Have you ever looked a chart on your favorite stock or commodity and noticed a space between yesterday’s closing price and the next day’s open price? These spaces in the charts are called gaps. They happen frequently and if you know what you are doing, you can make some “easy” money.
Read on to find out a quick hack to trading the gap.
How Gaps Are Created
When trading was done in the old brick and motor exchanges, the trading day would truly end when the market closed. When trading would resume the next day, the price of the stock or commodity would start where it left off the day before. Technology now allows us to access the global financial markets anytime and anywhere. Therefore, trading is a whole new animal.
Futures markets nearly constantly in motion and the ability to trade a stock in the pre-market, post-market or even on a foreign exchange have created the opportunity for immediate reaction action to any news.
The conventional stock market hours in the United States are from 9:30am to 4pm EST. Truth is that the machines are always on somewhere and adjustments in prices have been made since the official close of business the previous day.
The Good Stuff
The often occurring price gap, or the difference from the close to open, can say a lot about market mentality.
A gap up or down of more than half a percent in the major stock indexes is not uncommon with the never ending news to move financials.
Three things can happen after the gap:
1) Price Extension – Momentum continues in the direction of the higher or lower open.
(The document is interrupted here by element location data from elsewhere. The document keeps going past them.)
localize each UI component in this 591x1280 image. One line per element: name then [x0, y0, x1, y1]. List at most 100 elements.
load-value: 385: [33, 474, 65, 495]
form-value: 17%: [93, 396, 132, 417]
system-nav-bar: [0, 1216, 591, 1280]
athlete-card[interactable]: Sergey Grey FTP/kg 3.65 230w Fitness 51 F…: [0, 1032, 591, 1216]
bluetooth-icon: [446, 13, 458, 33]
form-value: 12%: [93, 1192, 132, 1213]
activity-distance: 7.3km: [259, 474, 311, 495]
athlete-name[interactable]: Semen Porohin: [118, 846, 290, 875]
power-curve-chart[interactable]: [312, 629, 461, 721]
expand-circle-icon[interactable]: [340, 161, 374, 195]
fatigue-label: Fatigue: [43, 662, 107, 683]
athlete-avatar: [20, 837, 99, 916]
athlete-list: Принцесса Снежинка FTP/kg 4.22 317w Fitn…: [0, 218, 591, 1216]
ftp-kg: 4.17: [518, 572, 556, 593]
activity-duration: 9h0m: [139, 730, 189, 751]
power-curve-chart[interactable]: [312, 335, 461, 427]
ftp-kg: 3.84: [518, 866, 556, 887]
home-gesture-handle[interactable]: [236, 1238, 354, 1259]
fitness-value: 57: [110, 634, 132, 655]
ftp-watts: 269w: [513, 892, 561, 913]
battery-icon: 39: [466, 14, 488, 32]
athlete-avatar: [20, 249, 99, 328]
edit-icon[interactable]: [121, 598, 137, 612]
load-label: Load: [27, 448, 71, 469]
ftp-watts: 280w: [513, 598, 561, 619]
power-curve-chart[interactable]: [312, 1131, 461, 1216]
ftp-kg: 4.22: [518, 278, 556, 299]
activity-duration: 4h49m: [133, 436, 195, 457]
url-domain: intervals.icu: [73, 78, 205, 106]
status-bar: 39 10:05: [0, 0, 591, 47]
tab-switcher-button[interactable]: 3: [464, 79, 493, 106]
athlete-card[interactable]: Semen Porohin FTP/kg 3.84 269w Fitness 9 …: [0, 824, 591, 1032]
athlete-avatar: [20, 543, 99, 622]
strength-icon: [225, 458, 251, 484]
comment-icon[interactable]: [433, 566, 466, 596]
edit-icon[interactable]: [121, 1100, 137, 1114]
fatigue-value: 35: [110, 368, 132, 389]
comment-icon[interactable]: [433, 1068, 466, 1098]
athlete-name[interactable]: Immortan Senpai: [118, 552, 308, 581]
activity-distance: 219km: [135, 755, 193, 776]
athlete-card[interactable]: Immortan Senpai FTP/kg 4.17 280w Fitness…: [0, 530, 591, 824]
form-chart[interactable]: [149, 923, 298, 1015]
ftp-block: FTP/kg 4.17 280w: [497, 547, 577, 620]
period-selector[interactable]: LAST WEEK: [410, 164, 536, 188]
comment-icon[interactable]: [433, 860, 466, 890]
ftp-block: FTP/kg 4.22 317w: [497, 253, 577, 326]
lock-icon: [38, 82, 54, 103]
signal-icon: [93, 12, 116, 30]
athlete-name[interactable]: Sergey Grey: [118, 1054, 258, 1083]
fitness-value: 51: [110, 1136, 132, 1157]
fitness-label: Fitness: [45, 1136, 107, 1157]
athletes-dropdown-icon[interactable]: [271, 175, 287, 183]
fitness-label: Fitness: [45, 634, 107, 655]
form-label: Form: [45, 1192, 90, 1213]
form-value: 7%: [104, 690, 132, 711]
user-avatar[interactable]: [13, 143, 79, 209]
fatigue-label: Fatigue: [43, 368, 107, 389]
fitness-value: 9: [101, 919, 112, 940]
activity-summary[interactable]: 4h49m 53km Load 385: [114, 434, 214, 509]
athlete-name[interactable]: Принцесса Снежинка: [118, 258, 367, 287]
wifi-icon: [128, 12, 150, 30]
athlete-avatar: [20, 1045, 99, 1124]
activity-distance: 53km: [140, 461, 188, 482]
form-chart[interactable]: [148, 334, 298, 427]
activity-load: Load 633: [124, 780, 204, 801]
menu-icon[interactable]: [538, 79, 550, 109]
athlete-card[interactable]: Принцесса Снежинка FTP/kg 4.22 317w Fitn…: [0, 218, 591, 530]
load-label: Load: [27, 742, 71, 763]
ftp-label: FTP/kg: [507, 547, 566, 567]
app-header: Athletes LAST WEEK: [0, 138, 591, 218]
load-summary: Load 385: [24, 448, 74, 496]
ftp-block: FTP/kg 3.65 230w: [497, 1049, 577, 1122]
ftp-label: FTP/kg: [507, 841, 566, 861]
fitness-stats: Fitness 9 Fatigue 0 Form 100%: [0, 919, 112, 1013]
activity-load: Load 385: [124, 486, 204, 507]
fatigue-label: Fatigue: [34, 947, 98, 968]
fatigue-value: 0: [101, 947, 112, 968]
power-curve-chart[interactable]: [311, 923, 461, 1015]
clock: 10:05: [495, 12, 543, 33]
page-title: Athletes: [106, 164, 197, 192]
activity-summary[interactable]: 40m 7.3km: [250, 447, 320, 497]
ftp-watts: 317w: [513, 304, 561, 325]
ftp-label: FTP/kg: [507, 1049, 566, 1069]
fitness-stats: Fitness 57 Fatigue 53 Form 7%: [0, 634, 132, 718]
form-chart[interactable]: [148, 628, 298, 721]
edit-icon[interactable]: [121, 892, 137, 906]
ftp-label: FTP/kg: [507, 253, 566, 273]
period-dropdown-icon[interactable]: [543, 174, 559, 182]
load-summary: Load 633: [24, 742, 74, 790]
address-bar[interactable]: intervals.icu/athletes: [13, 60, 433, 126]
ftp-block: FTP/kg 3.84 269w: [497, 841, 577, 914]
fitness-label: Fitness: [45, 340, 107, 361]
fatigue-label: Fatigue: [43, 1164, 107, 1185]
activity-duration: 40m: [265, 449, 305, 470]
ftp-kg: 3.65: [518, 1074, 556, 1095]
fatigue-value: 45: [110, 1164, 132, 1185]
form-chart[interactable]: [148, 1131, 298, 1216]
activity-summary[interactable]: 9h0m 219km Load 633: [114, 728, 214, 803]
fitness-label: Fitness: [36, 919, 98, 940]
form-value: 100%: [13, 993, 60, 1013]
Market participants with less leverage, much of move has already occurred, chase the runaway train.
2) GAP Backtrack – Price gaps are often filled…eventually. The first sixty minutes, called amateur hour, often sees emotional buying and selling that needs to be sorted out.
3) Sideways Malaise – A go nowhere market that offers little opportunity because most of the move happened on the GAP up or down open.
It is crucial to watch after that first hour of trading to see if the gap is filled or holds.
Buy the gap up with the stop loss at the previous close to capture extension, or sell into the gap strength with a stop above the day’s peak.
Don’t go try trading the gap with real money tomorrow morning. Use a practice account first and wait until you find some consistency with your performance before putting real money behind it.